Ces textes prévoient que, pour toute aide apportée au cinéma français, celle-ci soit validée par l'UE. Or le conseil régional n'est pas capable, argumente Etienne Tête, repris par le tribunal, d'apporter le preuve que son système d'aide à la production cinématographique a bien été soumis et validé par l'Union européenne. Seules les aides du CNC l'ont été – globalement – en 2006, mais pas les aides régionales. Assimilées à des aides d'Etat comme celles du CNC, elles doivent pourtant l'être car, à défaut, elles sont considérées comme des entraves à la libre concurrence et, en ce sens, elles sont interdites. À moins qu'elles ne relèvent de l'exception culturelle française mais encore faut-il en décider, et pour ce faire, les déclarer.

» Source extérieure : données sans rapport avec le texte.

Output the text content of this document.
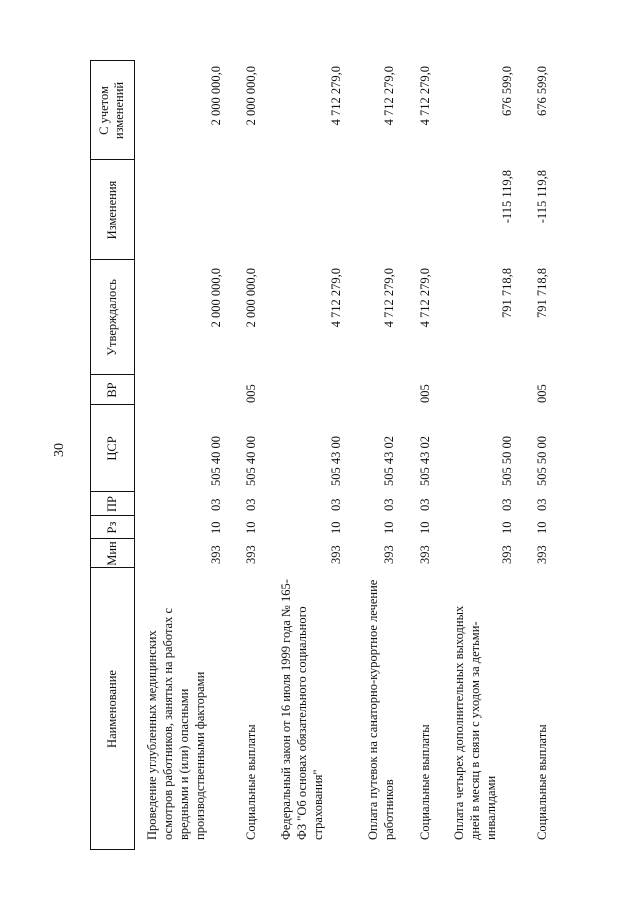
30
Наименование
Мин
Рз
ПР
ЦСР
ВР
Утверждалось
Изменения
С учетом изменений
Проведение углубленных медицинских осмотров работников, занятых на работах с вредными и (или) опасными производственными факторами
393
10
03
505 40 00
2 000 000,0
2 000 000,0
Социальные выплаты
393
10
03
505 40 00
005
2 000 000,0
2 000 000,0
Федеральный закон от 16 июля 1999 года № 165-ФЗ "Об основах обязательного социального страхования"
393
10
03
505 43 00
4 712 279,0
4 712 279,0
Оплата путевок на санаторно-курортное лечение работников
393
10
03
505 43 02
4 712 279,0
4 712 279,0
Социальные выплаты
393
10
03
505 43 02
005
4 712 279,0
4 712 279,0
Оплата четырех дополнительных выходных дней в месяц в связи с уходом за детьми-инвалидами
393
10
03
505 50 00
791 718,8
-115 119,8
676 599,0
Социальные выплаты
393
10
03
505 50 00
005
791 718,8
-115 119,8
676 599,0
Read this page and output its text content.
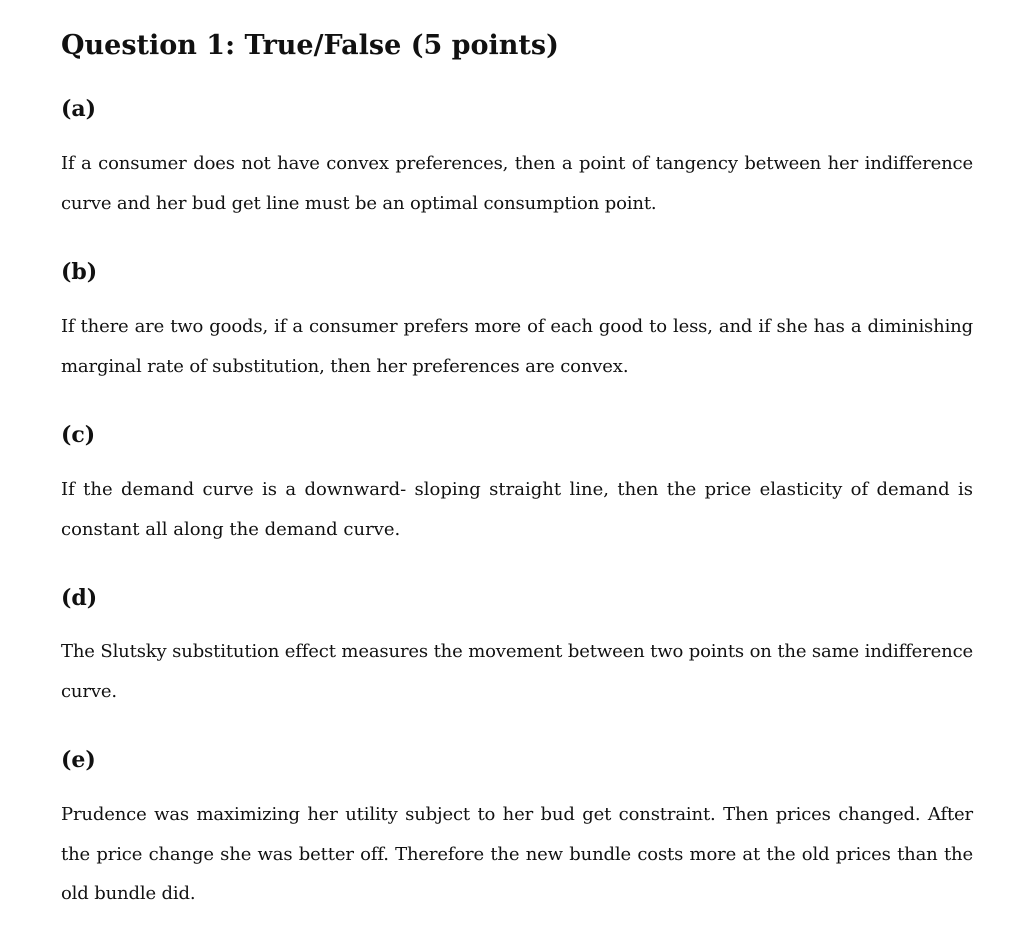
Question 1: True/False (5 points)
(a)

If a consumer does not have convex preferences, then a point of tangency between her indifference curve and her bud get line must be an optimal consumption point.

(b)

If there are two goods, if a consumer prefers more of each good to less, and if she has a diminishing marginal rate of substitution, then her preferences are convex.

(c)

If the demand curve is a downward- sloping straight line, then the price elasticity of demand is constant all along the demand curve.

(d)

The Slutsky substitution effect measures the movement between two points on the same indifference curve.

(e)

Prudence was maximizing her utility subject to her bud get constraint. Then prices changed. After the price change she was better off. Therefore the new bundle costs more at the old prices than the old bundle did.
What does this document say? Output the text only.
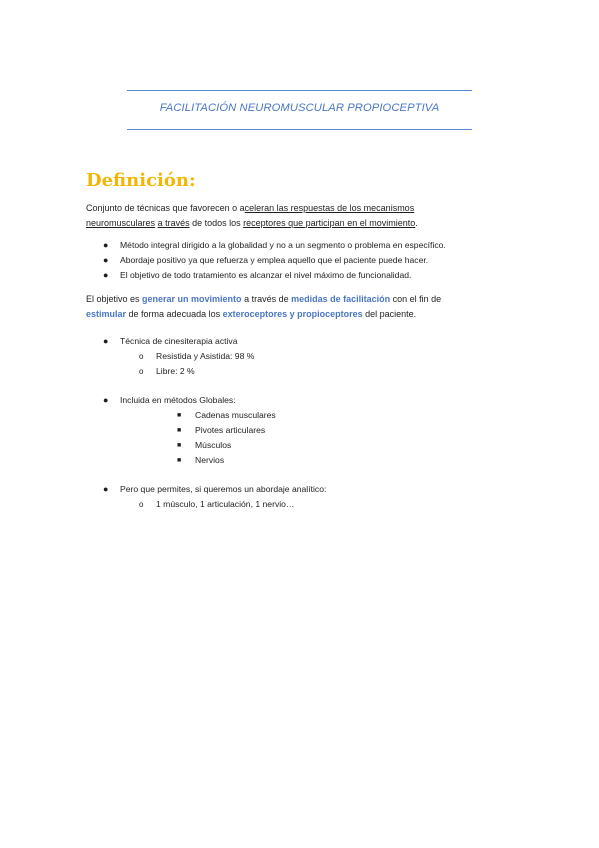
FACILITACIÓN NEUROMUSCULAR PROPIOCEPTIVA
Definición:

Conjunto de técnicas que favorecen o aceleran las respuestas de los mecanismos
neuromusculares a través de todos los receptores que participan en el movimiento.

● Método integral dirigido a la globalidad y no a un segmento o problema en específico.
● Abordaje positivo ya que refuerza y emplea aquello que el paciente puede hacer.
● El objetivo de todo tratamiento es alcanzar el nivel máximo de funcionalidad.

El objetivo es generar un movimiento a través de medidas de facilitación con el fin de
estimular de forma adecuada los exteroceptores y propioceptores del paciente.

● Técnica de cinesiterapia activa
o Resistida y Asistida: 98 %
o Libre: 2 %
● Incluida en métodos Globales:
■ Cadenas musculares
■ Pivotes articulares
■ Músculos
■ Nervios
● Pero que permites, si queremos un abordaje analítico:
o 1 músculo, 1 articulación, 1 nervio…
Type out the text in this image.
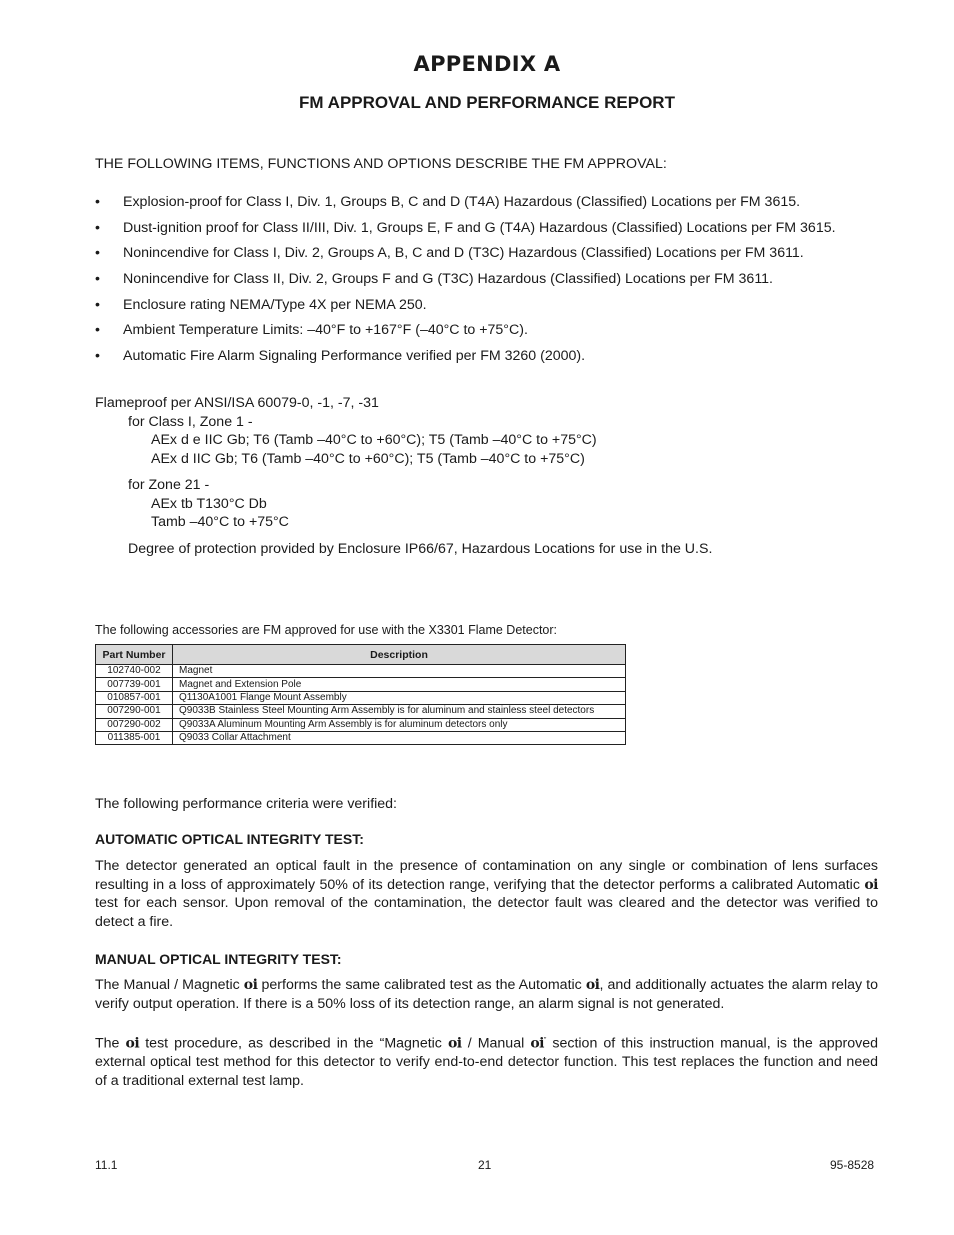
APPENDIX A
FM APPROVAL AND PERFORMANCE REPORT
THE FOLLOWING ITEMS, FUNCTIONS AND OPTIONS DESCRIBE THE FM APPROVAL:
• Explosion-proof for Class I, Div. 1, Groups B, C and D (T4A) Hazardous (Classified) Locations per FM 3615.
• Dust-ignition proof for Class II/III, Div. 1, Groups E, F and G (T4A) Hazardous (Classified) Locations per FM 3615.
• Nonincendive for Class I, Div. 2, Groups A, B, C and D (T3C) Hazardous (Classified) Locations per FM 3611.
• Nonincendive for Class II, Div. 2, Groups F and G (T3C) Hazardous (Classified) Locations per FM 3611.
• Enclosure rating NEMA/Type 4X per NEMA 250.
• Ambient Temperature Limits: –40°F to +167°F (–40°C to +75°C).
• Automatic Fire Alarm Signaling Performance verified per FM 3260 (2000).
Flameproof per ANSI/ISA 60079-0, -1, -7, -31
for Class I, Zone 1 -
AEx d e IIC Gb; T6 (Tamb –40°C to +60°C); T5 (Tamb –40°C to +75°C)
AEx d IIC Gb; T6 (Tamb –40°C to +60°C); T5 (Tamb –40°C to +75°C)
for Zone 21 -
AEx tb T130°C Db
Tamb –40°C to +75°C
Degree of protection provided by Enclosure IP66/67, Hazardous Locations for use in the U.S.
The following accessories are FM approved for use with the X3301 Flame Detector:
Part Number	Description
102740-002	Magnet
007739-001	Magnet and Extension Pole
010857-001	Q1130A1001 Flange Mount Assembly
007290-001	Q9033B Stainless Steel Mounting Arm Assembly is for aluminum and stainless steel detectors
007290-002	Q9033A Aluminum Mounting Arm Assembly is for aluminum detectors only
011385-001	Q9033 Collar Attachment
The following performance criteria were verified:
AUTOMATIC OPTICAL INTEGRITY TEST:
The detector generated an optical fault in the presence of contamination on any single or combination of lens surfaces resulting in a loss of approximately 50% of its detection range, verifying that the detector performs a calibrated Automatic oi test for each sensor. Upon removal of the contamination, the detector fault was cleared and the detector was verified to detect a fire.
MANUAL OPTICAL INTEGRITY TEST:
The Manual / Magnetic oi performs the same calibrated test as the Automatic oi, and additionally actuates the alarm relay to verify output operation. If there is a 50% loss of its detection range, an alarm signal is not generated.
The oi test procedure, as described in the “Magnetic oi / Manual oi” section of this instruction manual, is the approved external optical test method for this detector to verify end-to-end detector function. This test replaces the function and need of a traditional external test lamp.
11.1	21	95-8528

À partir de là, la Région sera donc sommée de soumettre son dispositif aux instances décisionnelles européennes. Une procédure qui risque de prendre du temps et, d'ici là, Jean-Jack Queyranne craint que "la pérennité de Rhône-Alpes Cinéma dans son statut de coproducteur" ne soit mise à mal. Cette décision peut aussi faire jurisprudence et "mettre en péril tout le système d’aide des régions au cinéma français", affirme le président de Rhône-Alpes.

“L’obsession procédurière” d’Etienne Tête

Conscient du problème, Jean-Jack Queyranne dit avoir pourtant "maintes fois mis en garde Étienne Tête et les élus du groupe EELV de la Région contre les menaces que faisait planer un recours, compte tenu des incertitudes du droit européen".

Quant aux motivations qui ont pu pousser un conseiller écologiste qui "combat le libre-échange et défend l’exception culturelle" à faire valoir "des dispositions européennes qui limitent les aides d’État aux entreprises pour mettre en péril une structure culturelle dont on s’accorde à souligner la réussite", Jean-Jack Queyranne s'interroge. "L'obsession procédurière l’a emporté", regrette le président du conseil régional.

Etienne Tête a toujours contesté l'absence de validation par l'assemblée régionale de la convention passée avec Rhône-Alpes Cinéma. Seul le président la signait, outrepassant ses pouvoirs, estimait le conseiller. Une modification de la convention avait calmé les esprits en 2011, mais pas réglé le problème sur le fond. Cette fois, il semble qu'un simple vote en assemblée plénière ne suffira pas.

"La région, en relation avec la direction du CNC, étudie le moyen de sauvegarder un modèle économique de financement du cinéma qui a fait ses preuves", précise-t-elle dans un communiqué. Une note un peu sombre pour le cinéma français à la veille de l'ouverture du festival de Cannes, où deux films coproduits par Rhône-Alpes Cinéma seront présentés.